HYPO: A’s and B’s cars collided. B immediately ran up to A and said, “Look, I’ll settle with you for $100,000 if you don’t sue.” Should A be allowed to introduce B’s statement against him at a subsequent trial?
Yes. At the time the statement was made, there was no indication that A intended to make a claim. There is no dispute yet, so the public policy exclusion for settlements and negotiations does not apply.
HYPO: A’s and B’s cars collided. After the collision, A sent a letter to B saying, “The accident was all your fault. I demand that you pay my damages in the amount of $100,000.” B called A on the phone and said, “You’re right about the accident, and I owe you the full $100,000 you’re asking for. But you know how fickle juries can be. If you don’t accept $50,000 now, you’ll have to sue me to get anything.”
(1) Should A be allowed to introduce B’s statements against B at a subsequent trial?
(2) What if B had said, “It was all my fault, but you didn’t suffer $100,000 in damages”?
(1) Yes. At the time of B’s statement, A had a claim, but B not disputed the validity of the claim, B’s liability, or the amount of the claim, so the public policy exclusion does not apply.
(2) No. Here, B is disputing the amount of the claim. Even though B has agreed regarding their liability, B only needs to dispute either liability OR amount for the public policy exclusion to apply.
True or false: conduct or statements made during compromise negotiations regarding a civil dispute with a governmental regulatory, investigative, or enforcement authority are admissible when offered in a criminal case.
True. For example, a defendant’s admissions of fact during settlement negotiations with a securities enforcement agency would be admissible against the defendant in a related criminal trial.
Explain the admissibility of evidence regarding plea discussions in criminal or civil cases and any exceptions to the general rule.
Generally, the following are inadmissible in any criminal or civil case against the defendant who made the plea or participated in the discussions:
(1) Offers to plead guilty;
(2) Withdrawn guilty pleas;
(3) Actual please of nolo contendre (“no contest’); or
(4) Statements of fact made during any of the above plea discussions
However, an actual guilty plea that is not withdrawn is generally admissible in related litigation as a statement of an opposing party.
Explain the admissibility of payments of and offers to pay medical expenses, and any exceptions to the general rule.

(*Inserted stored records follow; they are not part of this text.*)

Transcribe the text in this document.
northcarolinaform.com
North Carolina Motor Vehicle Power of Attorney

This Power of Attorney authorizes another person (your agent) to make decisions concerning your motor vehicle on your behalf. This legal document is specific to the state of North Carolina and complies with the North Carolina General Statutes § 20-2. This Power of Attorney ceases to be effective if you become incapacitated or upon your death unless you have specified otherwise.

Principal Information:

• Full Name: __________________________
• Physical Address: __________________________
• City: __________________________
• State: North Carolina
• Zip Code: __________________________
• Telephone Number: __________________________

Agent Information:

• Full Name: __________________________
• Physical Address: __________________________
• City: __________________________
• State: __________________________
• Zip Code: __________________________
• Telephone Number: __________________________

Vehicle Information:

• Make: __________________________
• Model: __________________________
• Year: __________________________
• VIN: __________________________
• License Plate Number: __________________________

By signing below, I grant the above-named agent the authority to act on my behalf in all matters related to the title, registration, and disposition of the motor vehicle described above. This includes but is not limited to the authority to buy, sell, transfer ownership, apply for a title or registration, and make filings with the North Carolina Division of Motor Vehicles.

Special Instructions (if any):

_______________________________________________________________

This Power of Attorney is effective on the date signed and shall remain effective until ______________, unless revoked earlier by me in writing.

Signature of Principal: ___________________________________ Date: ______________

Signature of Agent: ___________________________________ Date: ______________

Evidence that a party has paid or offered to pay an injured person’s medical, hospital, or similar expenses is inadmissible to prove liability for the injury.
However, unlike the situation with settlement negotiations, admissions of fact accompanying such payments and offers are admissible.
HYPO: Donna’s car hit pedestrian Pablo. Donna immediately ran to Pablo and said, (1) “Don’t worry about a thing. I’ll pay for your hospital bills. (2) I’m sorry I ran the red light.”
Is either statement admissible against Donna?
(1) No. Offers to pay medical expenses are generally inadmissible.
(2) Yes. Accompanying statements of fact or admissions to an offer to pay medical expenses are admissible.